Idiomatically determine all the characters that can be used for symbols
Any Unicode character or combination of characters can be used for symbols in Perl 6. Here's some counting rods and some cuneiform:
sub postfix:<𒋦>($n) { say "$n trilobites" }
sub term:<𝍧> { unival('𝍧') }
𝍧𒋦
Output:
8 trilobites
And here is a Zalgo-text symbol:
sub Z̧̔ͩ͌͑̉̎A̢̲̙̮̹̮͍̎L̔ͧ́͆G̰̬͎͔̱̅ͣͫO͙̔ͣ̈́̈̽̎ͣ ($n) { say "$n COMES" }
Z̧̔ͩ͌͑̉̎A̢̲̙̮̹̮͍̎L̔ͧ́͆G̰̬͎͔̱̅ͣͫO͙̔ͣ̈́̈̽̎ͣ 'HE'
Output:
HE COMES
Of course, as in other languages, most of the characters you'll typically see in names are going to be alphanumerics from ASCII (or maybe Unicode), but that's a convention, not a limitation, due to the syntactic category notation demonstrated above, which can introduce any sequence of characters as a term or operator.
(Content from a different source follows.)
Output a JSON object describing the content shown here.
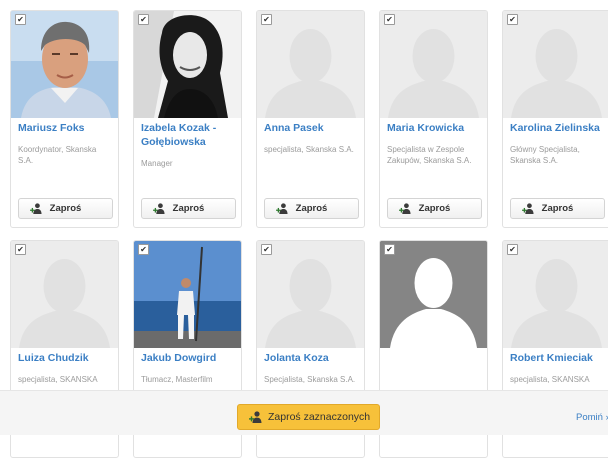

Actually, the above is a slight prevarication. The syntactic category notation does not allow you to use whitespace in the definition of a new symbol. But that leaves many more characters allowed than not allowed. Hence, it is much easier to enumerate the characters that cannot be used in symbols:
say .fmt("%4x"),"\t", uniname($_)
if uniprop($_,'Z')
for 0..0x1ffff;
Output:
20 SPACE
a0 NO-BREAK SPACE
1680 OGHAM SPACE MARK
2000 EN QUAD
2001 EM QUAD
2002 EN SPACE
2003 EM SPACE
2004 THREE-PER-EM SPACE
2005 FOUR-PER-EM SPACE
2006 SIX-PER-EM SPACE
2007 FIGURE SPACE
2008 PUNCTUATION SPACE
2009 THIN SPACE
200a HAIR SPACE
2028 LINE SEPARATOR
2029 PARAGRAPH SEPARATOR
202f NARROW NO-BREAK SPACE
205f MEDIUM MATHEMATICAL SPACE
3000 IDEOGRAPHIC SPACE
We enforce the whitespace restriction to prevent insanity in the readers of programs.
That being said, even the whitespace restriction is arbitrary, and can be bypassed by deriving a new grammar and switching to it. We view all other languages as dialects of Perl 6, even the insane ones. :-)